The Art of Money
You might be forgiven for thinking that the title of this post relates to the $646m sales achieved so far in the auction of the Peggy and David Rockefeller collection but it does not. It relates to a fascinating programme on the art world presented on radio 4 by the excellent John Wilson, son of the famous Arsenal goalkeeper Bob Wilson. Here is link to it – THE ART OF MONEY
The programme covers in some depth matters raised in this column, broadly the chicanery of the art world
There are interviews with criminal enforcement agencies chronicling how money is laundered, often through secret trusts, to purchase art; some of this never sees the light of a museum for the public but is housed in huge freeport warehouses, the one in Geneva contains over a million art works.
The dealer who made his fame and fortune in freeports sold a Russian businessman highly prized art works for well over the odds, making huge profits.
He was able to source, for example, a Modigliani for $90m and flip (art slang for this) it on for $120m.
His defence was that he acted as dealer, not agent, but the transaction only serves to expose the lack of any regulation and professional accountability. Greed and morality.
See here for a link to a piece by David Connett on the case that appeared in March 2016 upon the website of – THE INDEPENDENT
There is also the dubious – but not illegal – practice of guarantee at auction. If a picture failed to achieve its sale price it’s ‘dead’ and it can be a few years before you can put it in auction again.
So auction houses ask wealthy dealers to guarantee it to a certain price. If it achieves more, they take a third of the surplus.
Thus the Salvador Mundi of Leonardo da Vinci went for $400m, the surplus over guarantee being $300m, that meant a share of net $90m for the 3 guarantors.
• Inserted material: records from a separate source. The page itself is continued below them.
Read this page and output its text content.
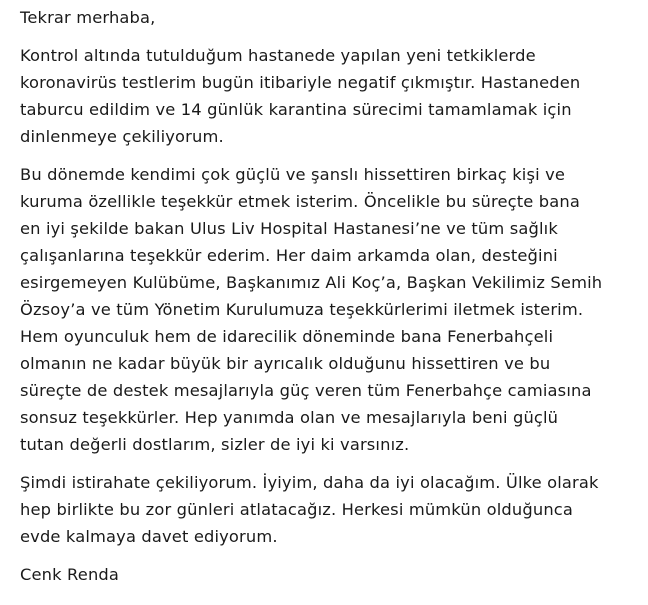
Tekrar merhaba,

Kontrol altında tutulduğum hastanede yapılan yeni tetkiklerde
koronavirüs testlerim bugün itibariyle negatif çıkmıştır. Hastaneden
taburcu edildim ve 14 günlük karantina sürecimi tamamlamak için
dinlenmeye çekiliyorum.

Bu dönemde kendimi çok güçlü ve şanslı hissettiren birkaç kişi ve
kuruma özellikle teşekkür etmek isterim. Öncelikle bu süreçte bana
en iyi şekilde bakan Ulus Liv Hospital Hastanesi’ne ve tüm sağlık
çalışanlarına teşekkür ederim. Her daim arkamda olan, desteğini
esirgemeyen Kulübüme, Başkanımız Ali Koç’a, Başkan Vekilimiz Semih
Özsoy’a ve tüm Yönetim Kurulumuza teşekkürlerimi iletmek isterim.
Hem oyunculuk hem de idarecilik döneminde bana Fenerbahçeli
olmanın ne kadar büyük bir ayrıcalık olduğunu hissettiren ve bu
süreçte de destek mesajlarıyla güç veren tüm Fenerbahçe camiasına
sonsuz teşekkürler. Hep yanımda olan ve mesajlarıyla beni güçlü
tutan değerli dostlarım, sizler de iyi ki varsınız.

Şimdi istirahate çekiliyorum. İyiyim, daha da iyi olacağım. Ülke olarak
hep birlikte bu zor günleri atlatacağız. Herkesi mümkün olduğunca
evde kalmaya davet ediyorum.

Cenk Renda
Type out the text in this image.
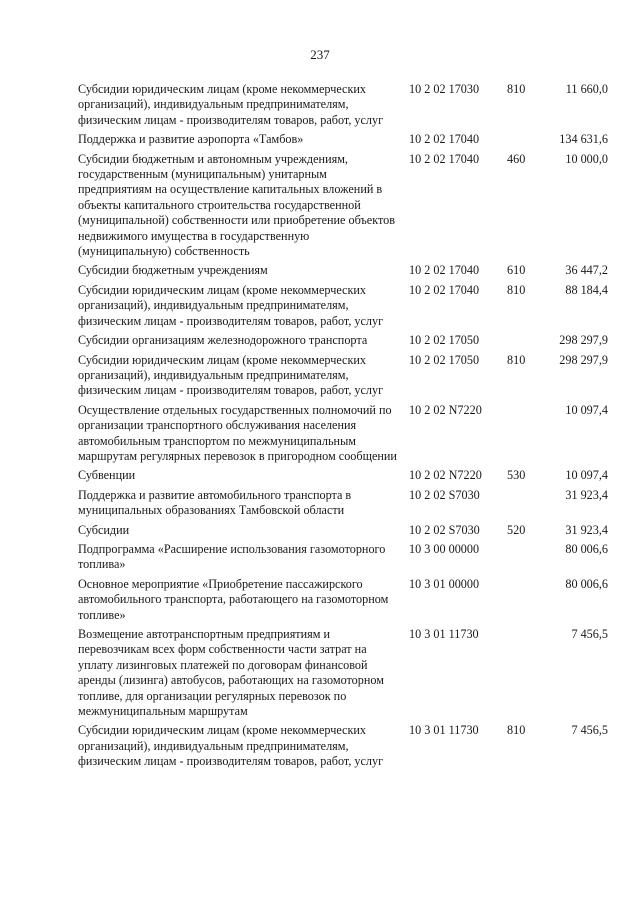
237
Субсидии юридическим лицам (кроме некоммерческих организаций), индивидуальным предпринимателям, физическим лицам - производителям товаров, работ, услуг
10 2 02 17030	810	11 660,0
Поддержка и развитие аэропорта «Тамбов»	10 2 02 17040	134 631,6
Субсидии бюджетным и автономным учреждениям, государственным (муниципальным) унитарным предприятиям на осуществление капитальных вложений в объекты капитального строительства государственной (муниципальной) собственности или приобретение объектов недвижимого имущества в государственную (муниципальную) собственность
10 2 02 17040	460	10 000,0
Субсидии бюджетным учреждениям	10 2 02 17040	610	36 447,2
Субсидии юридическим лицам (кроме некоммерческих организаций), индивидуальным предпринимателям, физическим лицам - производителям товаров, работ, услуг
10 2 02 17040	810	88 184,4
Субсидии организациям железнодорожного транспорта	10 2 02 17050	298 297,9
Субсидии юридическим лицам (кроме некоммерческих организаций), индивидуальным предпринимателям, физическим лицам - производителям товаров, работ, услуг
10 2 02 17050	810	298 297,9
Осуществление отдельных государственных полномочий по организации транспортного обслуживания населения автомобильным транспортом по межмуниципальным маршрутам регулярных перевозок в пригородном сообщении
10 2 02 N7220	10 097,4
Субвенции	10 2 02 N7220	530	10 097,4
Поддержка и развитие автомобильного транспорта в муниципальных образованиях Тамбовской области
10 2 02 S7030	31 923,4
Субсидии	10 2 02 S7030	520	31 923,4
Подпрограмма «Расширение использования газомоторного топлива»
10 3 00 00000	80 006,6
Основное мероприятие «Приобретение пассажирского автомобильного транспорта, работающего на газомоторном топливе»
10 3 01 00000	80 006,6
Возмещение автотранспортным предприятиям и перевозчикам всех форм собственности части затрат на уплату лизинговых платежей по договорам финансовой аренды (лизинга) автобусов, работающих на газомоторном топливе, для организации регулярных перевозок по межмуниципальным маршрутам
10 3 01 11730	7 456,5
Субсидии юридическим лицам (кроме некоммерческих организаций), индивидуальным предпринимателям, физическим лицам - производителям товаров, работ, услуг
10 3 01 11730	810	7 456,5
Nice work if you can get it. The purchaser is thought to be the new museum at Qatar, a country that is using its enormous wealth to put itself on the map with a World Cup and museum collection.
Aspiring collectors often ask me the safe and prudent way to acquire art. The answer is there is not one. Best to acquire knowledge in a certain area.
However I knew of one collector, now passed on, who was an expert in British modern art and admirer of Carel Weight, whom he knew personally. The paintings are probably no more than 50% of what he paid for them over 30 years ago.
My best advice is acquire something you like and, if it might yield a profit, count yourself lucky.
You are unlikely to make the $115 m achieved in the Rockefeller sale for Picasso’s pink period Filllette a la Courbie Fleurie – the flower girl who sold roses and her body outside Le Moulin Rouge and who has now passed onto posterity for a record-breaking sale of that body.